Quickstart¶

Follow these 3 simple steps to train your multi-task model!

Step 1 - Define your task file¶

Task file is a YAML format file where you can add all your tasks for which you want to train a multi-task model.

TaskA:
  model_type: BERT
  config_name: bert-base-uncased
  dropout_prob: 0.05
  label_map_or_file:
  -label1
  -label2
  -label3
  metrics:
  - accuracy
  loss_type: CrossEntropyLoss
  task_type: SingleSenClassification
  file_names:
  - taskA_train.tsv
  - taskA_dev.tsv
  - taskA_test.tsv

TaskB:
  model_type: BERT
  config_name: bert-base-uncased
  dropout_prob: 0.3
  label_map_or_file: data/taskB_train_label_map.joblib
  metrics:
  - seq_f1
  - seq_precision
  - seq_recall
  loss_type: NERLoss
  task_type: NER
  file_names:
  - taskB_train.tsv
  - taskB_dev.tsv
  - taskB_test.tsv

For knowing about the task file parameters to make your task file, refer here.
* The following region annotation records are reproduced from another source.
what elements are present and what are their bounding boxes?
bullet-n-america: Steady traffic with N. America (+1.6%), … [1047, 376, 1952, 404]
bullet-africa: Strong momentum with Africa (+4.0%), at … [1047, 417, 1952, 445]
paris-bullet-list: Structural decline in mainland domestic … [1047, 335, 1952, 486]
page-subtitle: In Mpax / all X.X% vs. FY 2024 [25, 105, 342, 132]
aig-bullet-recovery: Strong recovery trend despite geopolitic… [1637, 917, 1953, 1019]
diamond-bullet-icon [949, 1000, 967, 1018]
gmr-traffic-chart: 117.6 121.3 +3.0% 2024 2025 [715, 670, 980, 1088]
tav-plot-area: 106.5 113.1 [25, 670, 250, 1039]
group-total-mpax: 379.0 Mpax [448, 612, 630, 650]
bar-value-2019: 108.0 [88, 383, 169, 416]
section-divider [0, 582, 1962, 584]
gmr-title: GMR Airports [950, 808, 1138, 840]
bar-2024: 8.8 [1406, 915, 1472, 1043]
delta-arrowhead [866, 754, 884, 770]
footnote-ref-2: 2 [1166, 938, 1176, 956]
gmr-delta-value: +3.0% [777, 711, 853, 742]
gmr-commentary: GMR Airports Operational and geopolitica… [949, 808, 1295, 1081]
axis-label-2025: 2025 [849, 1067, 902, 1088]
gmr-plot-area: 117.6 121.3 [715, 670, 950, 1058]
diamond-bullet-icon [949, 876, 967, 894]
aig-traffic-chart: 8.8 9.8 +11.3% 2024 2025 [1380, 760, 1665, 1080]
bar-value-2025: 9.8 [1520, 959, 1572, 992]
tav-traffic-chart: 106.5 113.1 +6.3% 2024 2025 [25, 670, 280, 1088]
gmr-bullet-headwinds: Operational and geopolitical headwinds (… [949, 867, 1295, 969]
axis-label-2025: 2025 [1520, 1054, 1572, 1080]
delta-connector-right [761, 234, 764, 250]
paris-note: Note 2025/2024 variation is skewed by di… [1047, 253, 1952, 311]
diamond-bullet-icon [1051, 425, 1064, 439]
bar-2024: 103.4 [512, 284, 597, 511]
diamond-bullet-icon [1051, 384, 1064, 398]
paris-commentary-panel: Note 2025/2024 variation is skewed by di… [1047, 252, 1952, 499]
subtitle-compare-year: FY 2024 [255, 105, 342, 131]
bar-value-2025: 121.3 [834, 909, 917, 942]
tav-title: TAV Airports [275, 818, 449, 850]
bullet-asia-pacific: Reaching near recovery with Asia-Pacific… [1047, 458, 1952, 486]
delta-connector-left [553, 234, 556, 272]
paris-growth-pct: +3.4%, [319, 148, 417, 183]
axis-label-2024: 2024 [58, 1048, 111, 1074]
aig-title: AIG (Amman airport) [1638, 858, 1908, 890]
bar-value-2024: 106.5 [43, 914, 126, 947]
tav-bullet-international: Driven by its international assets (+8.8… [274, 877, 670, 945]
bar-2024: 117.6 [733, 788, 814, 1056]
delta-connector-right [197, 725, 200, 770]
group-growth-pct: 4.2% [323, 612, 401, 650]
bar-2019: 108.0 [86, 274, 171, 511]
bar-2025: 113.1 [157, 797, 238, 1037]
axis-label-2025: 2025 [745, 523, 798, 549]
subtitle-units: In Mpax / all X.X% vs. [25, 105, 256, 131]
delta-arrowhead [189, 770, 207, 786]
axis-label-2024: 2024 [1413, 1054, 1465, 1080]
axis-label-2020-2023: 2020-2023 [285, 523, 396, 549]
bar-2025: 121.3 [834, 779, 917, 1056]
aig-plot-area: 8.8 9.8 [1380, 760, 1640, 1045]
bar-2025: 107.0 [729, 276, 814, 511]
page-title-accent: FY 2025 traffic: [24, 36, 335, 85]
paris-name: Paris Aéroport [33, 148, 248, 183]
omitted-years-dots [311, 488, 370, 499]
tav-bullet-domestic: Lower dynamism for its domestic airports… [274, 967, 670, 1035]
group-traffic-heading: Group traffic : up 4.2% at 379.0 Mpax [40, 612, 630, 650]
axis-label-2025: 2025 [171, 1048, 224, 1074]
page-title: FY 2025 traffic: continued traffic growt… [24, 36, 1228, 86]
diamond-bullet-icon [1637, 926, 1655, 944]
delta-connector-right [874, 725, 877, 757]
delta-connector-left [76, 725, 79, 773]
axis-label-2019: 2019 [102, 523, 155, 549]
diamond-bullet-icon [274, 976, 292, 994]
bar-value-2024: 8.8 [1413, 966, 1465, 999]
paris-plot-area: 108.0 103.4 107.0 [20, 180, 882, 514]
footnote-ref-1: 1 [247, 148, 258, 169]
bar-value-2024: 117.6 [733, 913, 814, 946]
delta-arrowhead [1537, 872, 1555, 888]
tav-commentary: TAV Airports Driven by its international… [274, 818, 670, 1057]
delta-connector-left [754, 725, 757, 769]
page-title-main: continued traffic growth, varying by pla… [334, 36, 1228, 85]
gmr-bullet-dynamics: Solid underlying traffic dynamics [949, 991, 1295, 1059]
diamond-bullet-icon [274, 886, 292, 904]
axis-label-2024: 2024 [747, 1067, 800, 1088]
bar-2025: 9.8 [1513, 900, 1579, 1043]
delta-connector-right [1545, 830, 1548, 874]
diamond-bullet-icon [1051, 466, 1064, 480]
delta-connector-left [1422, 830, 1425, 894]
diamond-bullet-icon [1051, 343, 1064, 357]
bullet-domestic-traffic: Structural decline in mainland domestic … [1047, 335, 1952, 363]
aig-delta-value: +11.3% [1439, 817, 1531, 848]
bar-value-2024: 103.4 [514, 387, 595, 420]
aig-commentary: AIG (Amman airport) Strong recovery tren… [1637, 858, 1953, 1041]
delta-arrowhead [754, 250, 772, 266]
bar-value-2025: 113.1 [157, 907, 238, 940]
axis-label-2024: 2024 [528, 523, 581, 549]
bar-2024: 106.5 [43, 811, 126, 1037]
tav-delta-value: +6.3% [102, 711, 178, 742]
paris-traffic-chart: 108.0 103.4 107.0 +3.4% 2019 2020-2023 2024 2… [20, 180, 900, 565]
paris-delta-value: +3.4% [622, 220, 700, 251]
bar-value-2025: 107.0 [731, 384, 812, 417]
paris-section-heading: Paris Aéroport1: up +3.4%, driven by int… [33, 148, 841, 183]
Step 2 - Run data preparation¶

After defining the task file in Step 1, run the following command to prepare the data.

$ python data_preparation.py \
    --task_file 'sample_task_file.yml' \
    --data_dir 'data' \
    --max_seq_len 50

For knowing about the data_preparation.py script and its arguments, refer here.

Step 3 - Run train¶

Finally you can start your training using the following command.

$ python train.py \
    --data_dir 'data/bert-base-uncased_prepared_data' \
    --task_file 'sample_task_file.yml' \
    --out_dir 'sample_out' \
    --epochs 5 \
    --train_batch_size 4 \
    --eval_batch_size 8 \
    --grad_accumulation_steps 2 \
    --log_per_updates 25 \
    --save_per_updates 1000 \
    --eval_while_train True \
    --test_while_train True \
    --max_seq_len 50 \
    --silent True

For knowing about the train.py script and its arguments, refer here.